Simplifying fractions involves reducing them to their most basic form. This is done by dividing the numerator and the denominator by their greatest common factor (GCF). In the context of the problem, the fraction inside the square root is \( \frac{9}{36} \).

• First, identify a number that evenly divides both the numerator and the denominator. In this case, the number is 9.
• Next, divide both the top number (9) and the bottom number (36) by this common factor. This process transforms the fraction into \( \frac{1}{4} \), a much simpler expression.

By simplifying fractions, we make calculations more manageable and understand the relationships between numbers more clearly.

Common factors are numbers that divide exactly into two or more bigger numbers. For finding the common factor of a fraction, look at the numerator and the denominator to see if there's a number they both can be divided by evenly.

• In \( \frac{9}{36} \), the number 9 is a common factor because it can divide both 9 and 36 without leaving a remainder.
• If both the numerator and the denominator have more than one common factor, choose the greatest one to simplify as much as possible.

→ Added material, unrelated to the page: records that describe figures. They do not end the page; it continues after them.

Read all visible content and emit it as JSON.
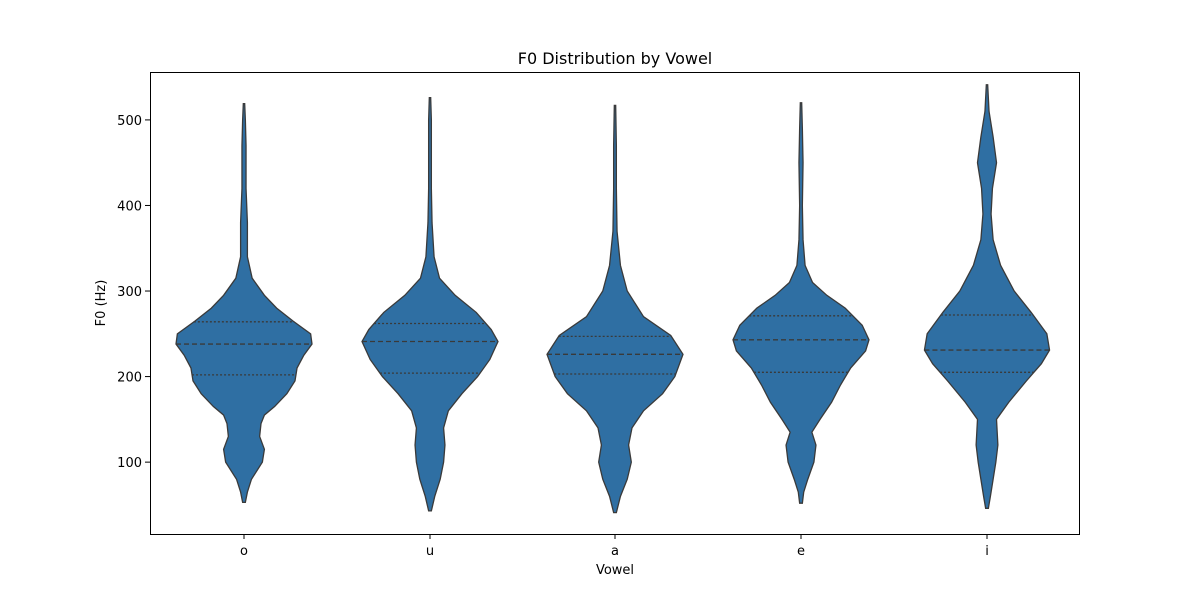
{
  "chart_data": {
    "type": "violin",
    "title": "F0 Distribution by Vowel",
    "xlabel": "Vowel",
    "ylabel": "F0 (Hz)",
    "categories": [
      "o",
      "u",
      "a",
      "e",
      "i"
    ],
    "ylim": [
      16,
      556
    ],
    "yticks": [
      100,
      200,
      300,
      400,
      500
    ],
    "grid": false,
    "color": "#2f6fa3",
    "series": [
      {
        "category": "o",
        "min": 53,
        "max": 519,
        "q1": 202,
        "median": 238,
        "q3": 264,
        "profile": [
          [
            53,
            0.02
          ],
          [
            65,
            0.05
          ],
          [
            80,
            0.11
          ],
          [
            100,
            0.27
          ],
          [
            115,
            0.3
          ],
          [
            130,
            0.23
          ],
          [
            145,
            0.25
          ],
          [
            155,
            0.3
          ],
          [
            165,
            0.45
          ],
          [
            180,
            0.63
          ],
          [
            195,
            0.75
          ],
          [
            210,
            0.78
          ],
          [
            225,
            0.88
          ],
          [
            238,
            1.0
          ],
          [
            250,
            0.98
          ],
          [
            265,
            0.72
          ],
          [
            280,
            0.48
          ],
          [
            295,
            0.3
          ],
          [
            315,
            0.12
          ],
          [
            340,
            0.05
          ],
          [
            380,
            0.05
          ],
          [
            420,
            0.03
          ],
          [
            470,
            0.03
          ],
          [
            500,
            0.02
          ],
          [
            519,
            0.01
          ]
        ]
      },
      {
        "category": "u",
        "min": 43,
        "max": 526,
        "q1": 204,
        "median": 241,
        "q3": 262,
        "profile": [
          [
            43,
            0.02
          ],
          [
            60,
            0.07
          ],
          [
            80,
            0.15
          ],
          [
            100,
            0.2
          ],
          [
            120,
            0.22
          ],
          [
            140,
            0.2
          ],
          [
            160,
            0.27
          ],
          [
            180,
            0.47
          ],
          [
            200,
            0.7
          ],
          [
            220,
            0.88
          ],
          [
            241,
            1.0
          ],
          [
            255,
            0.9
          ],
          [
            275,
            0.68
          ],
          [
            295,
            0.37
          ],
          [
            315,
            0.14
          ],
          [
            340,
            0.06
          ],
          [
            380,
            0.03
          ],
          [
            420,
            0.02
          ],
          [
            470,
            0.02
          ],
          [
            500,
            0.02
          ],
          [
            526,
            0.01
          ]
        ]
      },
      {
        "category": "a",
        "min": 41,
        "max": 517,
        "q1": 203,
        "median": 226,
        "q3": 247,
        "profile": [
          [
            41,
            0.02
          ],
          [
            60,
            0.08
          ],
          [
            80,
            0.18
          ],
          [
            100,
            0.24
          ],
          [
            120,
            0.2
          ],
          [
            140,
            0.25
          ],
          [
            160,
            0.42
          ],
          [
            180,
            0.7
          ],
          [
            200,
            0.88
          ],
          [
            226,
            1.0
          ],
          [
            248,
            0.82
          ],
          [
            270,
            0.42
          ],
          [
            300,
            0.18
          ],
          [
            330,
            0.08
          ],
          [
            370,
            0.03
          ],
          [
            420,
            0.02
          ],
          [
            470,
            0.02
          ],
          [
            517,
            0.01
          ]
        ]
      },
      {
        "category": "e",
        "min": 52,
        "max": 520,
        "q1": 205,
        "median": 243,
        "q3": 271,
        "profile": [
          [
            52,
            0.02
          ],
          [
            65,
            0.04
          ],
          [
            80,
            0.1
          ],
          [
            100,
            0.19
          ],
          [
            120,
            0.22
          ],
          [
            135,
            0.16
          ],
          [
            150,
            0.28
          ],
          [
            170,
            0.45
          ],
          [
            190,
            0.58
          ],
          [
            210,
            0.73
          ],
          [
            230,
            0.95
          ],
          [
            243,
            1.0
          ],
          [
            260,
            0.9
          ],
          [
            280,
            0.65
          ],
          [
            295,
            0.38
          ],
          [
            310,
            0.17
          ],
          [
            330,
            0.06
          ],
          [
            360,
            0.03
          ],
          [
            400,
            0.02
          ],
          [
            450,
            0.03
          ],
          [
            490,
            0.02
          ],
          [
            520,
            0.01
          ]
        ]
      },
      {
        "category": "i",
        "min": 46,
        "max": 541,
        "q1": 205,
        "median": 231,
        "q3": 272,
        "profile": [
          [
            46,
            0.02
          ],
          [
            60,
            0.05
          ],
          [
            80,
            0.09
          ],
          [
            100,
            0.13
          ],
          [
            120,
            0.16
          ],
          [
            150,
            0.14
          ],
          [
            170,
            0.32
          ],
          [
            195,
            0.58
          ],
          [
            215,
            0.8
          ],
          [
            231,
            0.92
          ],
          [
            250,
            0.88
          ],
          [
            275,
            0.65
          ],
          [
            300,
            0.4
          ],
          [
            330,
            0.2
          ],
          [
            360,
            0.09
          ],
          [
            390,
            0.06
          ],
          [
            420,
            0.08
          ],
          [
            450,
            0.14
          ],
          [
            480,
            0.09
          ],
          [
            510,
            0.03
          ],
          [
            541,
            0.01
          ]
        ]
      }
    ]
  }
}
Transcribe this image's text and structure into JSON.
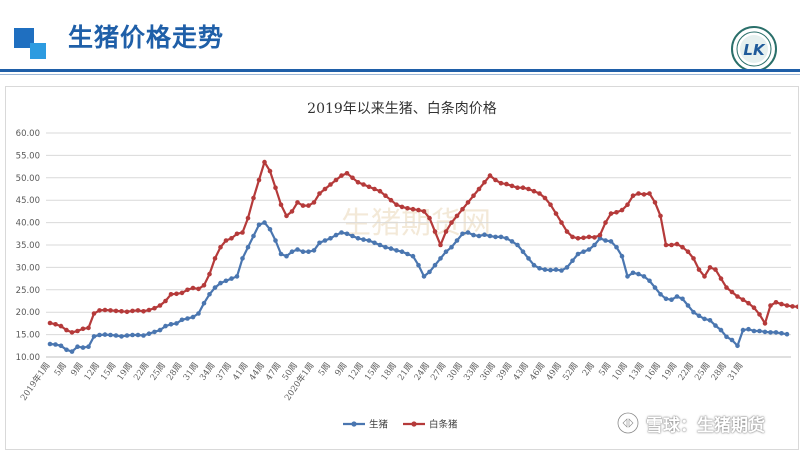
{
  "header": {
    "title": "生猪价格走势",
    "logo_letter": "LK"
  },
  "watermark": {
    "center": "生猪期货网",
    "overlay": "雪球：生猪期货"
  },
  "colors": {
    "accent": "#1f5fa8",
    "series_live_hog": "#4a76b0",
    "series_white_pig": "#b53a3a"
  },
  "chart_data": {
    "type": "line",
    "title": "2019年以来生猪、白条肉价格",
    "xlabel": "",
    "ylabel": "",
    "ylim": [
      10,
      60
    ],
    "yticks": [
      "10.00",
      "15.00",
      "20.00",
      "25.00",
      "30.00",
      "35.00",
      "40.00",
      "45.00",
      "50.00",
      "55.00",
      "60.00"
    ],
    "grid": true,
    "legend_position": "bottom-center",
    "x_tick_labels": [
      "2019年1周",
      "5周",
      "9周",
      "12周",
      "15周",
      "19周",
      "22周",
      "25周",
      "28周",
      "31周",
      "34周",
      "37周",
      "41周",
      "44周",
      "47周",
      "50周",
      "2020年1周",
      "5周",
      "9周",
      "12周",
      "15周",
      "18周",
      "21周",
      "24周",
      "27周",
      "30周",
      "33周",
      "36周",
      "39周",
      "43周",
      "46周",
      "49周",
      "52周",
      "2周",
      "5周",
      "10周",
      "13周",
      "16周",
      "19周",
      "22周",
      "25周",
      "28周",
      "31周"
    ],
    "series": [
      {
        "name": "生猪",
        "values": [
          12.9,
          12.8,
          12.5,
          11.6,
          11.2,
          12.3,
          12.1,
          12.3,
          14.6,
          14.9,
          15.0,
          14.9,
          14.8,
          14.6,
          14.8,
          14.9,
          14.9,
          14.8,
          15.2,
          15.6,
          16.0,
          16.9,
          17.3,
          17.5,
          18.3,
          18.6,
          18.9,
          19.7,
          22.0,
          24.0,
          25.5,
          26.5,
          27.0,
          27.5,
          28.0,
          32.0,
          34.5,
          37.0,
          39.5,
          40.0,
          38.5,
          36.0,
          33.0,
          32.5,
          33.5,
          34.0,
          33.5,
          33.5,
          33.8,
          35.5,
          36.0,
          36.5,
          37.2,
          37.8,
          37.5,
          37.0,
          36.5,
          36.2,
          36.0,
          35.5,
          35.0,
          34.5,
          34.2,
          33.8,
          33.5,
          33.0,
          32.5,
          30.5,
          28.0,
          29.0,
          30.5,
          32.0,
          33.5,
          34.5,
          36.0,
          37.5,
          37.8,
          37.2,
          37.0,
          37.3,
          37.0,
          36.8,
          36.8,
          36.5,
          35.8,
          35.0,
          33.5,
          32.0,
          30.5,
          29.8,
          29.5,
          29.4,
          29.5,
          29.3,
          30.0,
          31.5,
          33.0,
          33.5,
          34.0,
          35.0,
          36.5,
          36.0,
          35.8,
          34.5,
          32.5,
          28.0,
          28.8,
          28.5,
          28.0,
          27.0,
          25.5,
          24.0,
          23.0,
          22.8,
          23.5,
          23.0,
          21.5,
          20.0,
          19.2,
          18.5,
          18.2,
          17.0,
          16.0,
          14.5,
          13.8,
          12.5,
          16.0,
          16.2,
          15.8,
          15.8,
          15.6,
          15.5,
          15.5,
          15.3,
          15.1
        ]
      },
      {
        "name": "白条猪",
        "values": [
          17.6,
          17.3,
          16.9,
          16.0,
          15.5,
          15.8,
          16.3,
          16.5,
          19.7,
          20.4,
          20.5,
          20.4,
          20.3,
          20.2,
          20.1,
          20.3,
          20.4,
          20.2,
          20.5,
          20.9,
          21.5,
          22.5,
          24.0,
          24.1,
          24.3,
          25.0,
          25.4,
          25.2,
          26.0,
          28.5,
          32.0,
          34.5,
          36.0,
          36.5,
          37.5,
          37.8,
          41.0,
          45.5,
          49.5,
          53.5,
          51.5,
          47.8,
          44.0,
          41.5,
          42.5,
          44.5,
          43.8,
          43.8,
          44.5,
          46.5,
          47.5,
          48.5,
          49.5,
          50.5,
          51.0,
          50.0,
          49.0,
          48.5,
          48.0,
          47.5,
          47.0,
          46.0,
          45.0,
          44.0,
          43.5,
          43.2,
          43.0,
          42.8,
          42.5,
          41.0,
          38.0,
          35.0,
          38.0,
          40.0,
          41.5,
          43.0,
          44.5,
          46.0,
          47.5,
          49.0,
          50.5,
          49.5,
          48.8,
          48.6,
          48.2,
          47.8,
          47.8,
          47.5,
          47.0,
          46.5,
          45.5,
          44.0,
          42.0,
          40.0,
          38.0,
          36.8,
          36.5,
          36.6,
          36.8,
          36.7,
          37.2,
          40.0,
          42.0,
          42.3,
          42.8,
          44.0,
          46.0,
          46.5,
          46.3,
          46.5,
          44.5,
          41.5,
          35.0,
          35.0,
          35.2,
          34.5,
          33.5,
          32.0,
          29.5,
          28.0,
          30.0,
          29.5,
          27.5,
          25.5,
          24.5,
          23.5,
          22.8,
          22.0,
          21.0,
          19.5,
          17.5,
          21.5,
          22.2,
          21.8,
          21.5,
          21.3,
          21.2,
          21.0,
          20.8
        ]
      }
    ]
  }
}
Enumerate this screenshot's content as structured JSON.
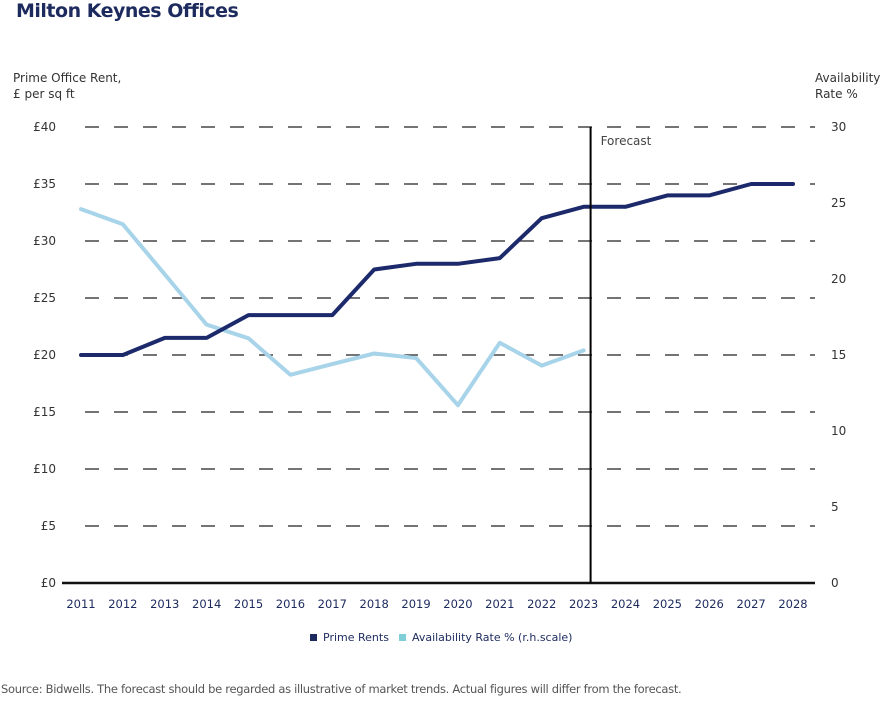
{
  "title": "Milton Keynes Offices",
  "source_note": "Source: Bidwells.  The forecast should be regarded as illustrative of market trends.  Actual figures will differ from the forecast.",
  "chart_data": {
    "type": "line",
    "title": "Milton Keynes Offices",
    "x": [
      "2011",
      "2012",
      "2013",
      "2014",
      "2015",
      "2016",
      "2017",
      "2018",
      "2019",
      "2020",
      "2021",
      "2022",
      "2023",
      "2024",
      "2025",
      "2026",
      "2027",
      "2028"
    ],
    "ylabel_left": "Prime Office Rent,\n£ per sq ft",
    "ylabel_right": "Availability\nRate %",
    "ylim_left": [
      0,
      40
    ],
    "ylim_right": [
      0,
      30
    ],
    "yticks_left": [
      "£0",
      "£5",
      "£10",
      "£15",
      "£20",
      "£25",
      "£30",
      "£35",
      "£40"
    ],
    "yticks_right": [
      "0",
      "5",
      "10",
      "15",
      "20",
      "25",
      "30"
    ],
    "grid": "dashed horizontal",
    "forecast_start": "2023",
    "forecast_label": "Forecast",
    "series": [
      {
        "name": "Prime Rents",
        "axis": "left",
        "color": "#1c2a6b",
        "values": [
          20,
          20,
          21.5,
          21.5,
          23.5,
          23.5,
          23.5,
          27.5,
          28,
          28,
          28.5,
          32,
          33,
          33,
          34,
          34,
          35,
          35
        ]
      },
      {
        "name": "Availability Rate % (r.h.scale)",
        "axis": "right",
        "color": "#a8d4ea",
        "values": [
          24.6,
          23.6,
          20.3,
          17.0,
          16.1,
          13.7,
          14.4,
          15.1,
          14.8,
          11.7,
          15.8,
          14.3,
          15.3,
          null,
          null,
          null,
          null,
          null
        ]
      }
    ],
    "legend": "bottom-center"
  },
  "legend": {
    "items": [
      {
        "label": "Prime Rents",
        "color": "#1c2a5e"
      },
      {
        "label": "Availability Rate % (r.h.scale)",
        "color": "#7fcfd6"
      }
    ]
  }
}
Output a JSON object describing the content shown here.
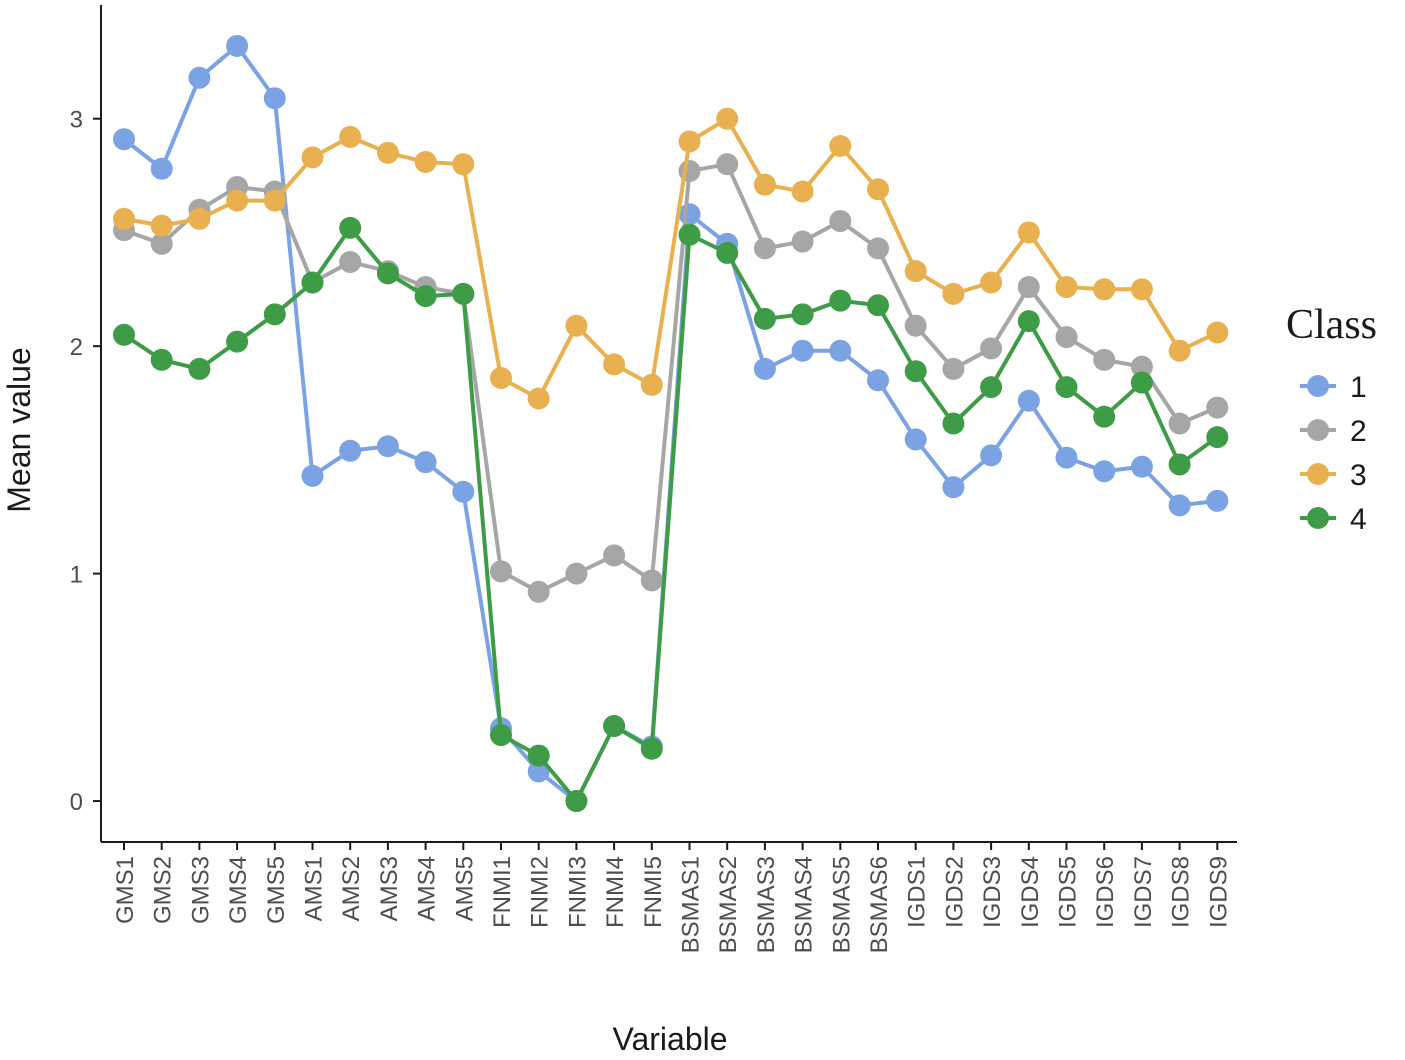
{
  "chart_data": {
    "type": "line",
    "title": "",
    "xlabel": "Variable",
    "ylabel": "Mean value",
    "ylim": [
      -0.18,
      3.5
    ],
    "yticks": [
      0,
      1,
      2,
      3
    ],
    "grid": false,
    "legend_title": "Class",
    "legend_position": "right",
    "categories": [
      "GMS1",
      "GMS2",
      "GMS3",
      "GMS4",
      "GMS5",
      "AMS1",
      "AMS2",
      "AMS3",
      "AMS4",
      "AMS5",
      "FNMI1",
      "FNMI2",
      "FNMI3",
      "FNMI4",
      "FNMI5",
      "BSMAS1",
      "BSMAS2",
      "BSMAS3",
      "BSMAS4",
      "BSMAS5",
      "BSMAS6",
      "IGDS1",
      "IGDS2",
      "IGDS3",
      "IGDS4",
      "IGDS5",
      "IGDS6",
      "IGDS7",
      "IGDS8",
      "IGDS9"
    ],
    "series": [
      {
        "name": "1",
        "color": "#7BA3E3",
        "values": [
          2.91,
          2.78,
          3.18,
          3.32,
          3.09,
          1.43,
          1.54,
          1.56,
          1.49,
          1.36,
          0.32,
          0.13,
          0.0,
          0.33,
          0.24,
          2.58,
          2.45,
          1.9,
          1.98,
          1.98,
          1.85,
          1.59,
          1.38,
          1.52,
          1.76,
          1.51,
          1.45,
          1.47,
          1.3,
          1.32
        ]
      },
      {
        "name": "2",
        "color": "#A6A6A6",
        "values": [
          2.51,
          2.45,
          2.6,
          2.7,
          2.68,
          2.28,
          2.37,
          2.33,
          2.26,
          2.23,
          1.01,
          0.92,
          1.0,
          1.08,
          0.97,
          2.77,
          2.8,
          2.43,
          2.46,
          2.55,
          2.43,
          2.09,
          1.9,
          1.99,
          2.26,
          2.04,
          1.94,
          1.91,
          1.66,
          1.73
        ]
      },
      {
        "name": "3",
        "color": "#E8B04E",
        "values": [
          2.56,
          2.53,
          2.56,
          2.64,
          2.64,
          2.83,
          2.92,
          2.85,
          2.81,
          2.8,
          1.86,
          1.77,
          2.09,
          1.92,
          1.83,
          2.9,
          3.0,
          2.71,
          2.68,
          2.88,
          2.69,
          2.33,
          2.23,
          2.28,
          2.5,
          2.26,
          2.25,
          2.25,
          1.98,
          2.06
        ]
      },
      {
        "name": "4",
        "color": "#3E9B46",
        "values": [
          2.05,
          1.94,
          1.9,
          2.02,
          2.14,
          2.28,
          2.52,
          2.32,
          2.22,
          2.23,
          0.29,
          0.2,
          0.0,
          0.33,
          0.23,
          2.49,
          2.41,
          2.12,
          2.14,
          2.2,
          2.18,
          1.89,
          1.66,
          1.82,
          2.11,
          1.82,
          1.69,
          1.84,
          1.48,
          1.6
        ]
      }
    ]
  }
}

Identifying common factors is an essential first step in simplifying fractions, which in turn can simplify other mathematical operations like taking square roots.

Finding the square root of a fraction may seem complex, but it can be easier when broken down into straightforward steps. When you have a fraction under a square root, you can simplify the process by taking the square root of both the numerator and the denominator separately.

• For the fraction \( \frac{1}{4} \), you find the square root of 1 (the numerator), which is 1.
• Then, find the square root of 4 (the denominator), which is 2.

This gives us \( \frac{1}{2} \) as the simplified result. Basically, \( \sqrt{\frac{a}{b}} = \frac{\sqrt{a}}{\sqrt{b}} \). Understanding this method helps in solving any similar problems involving square roots of fractions.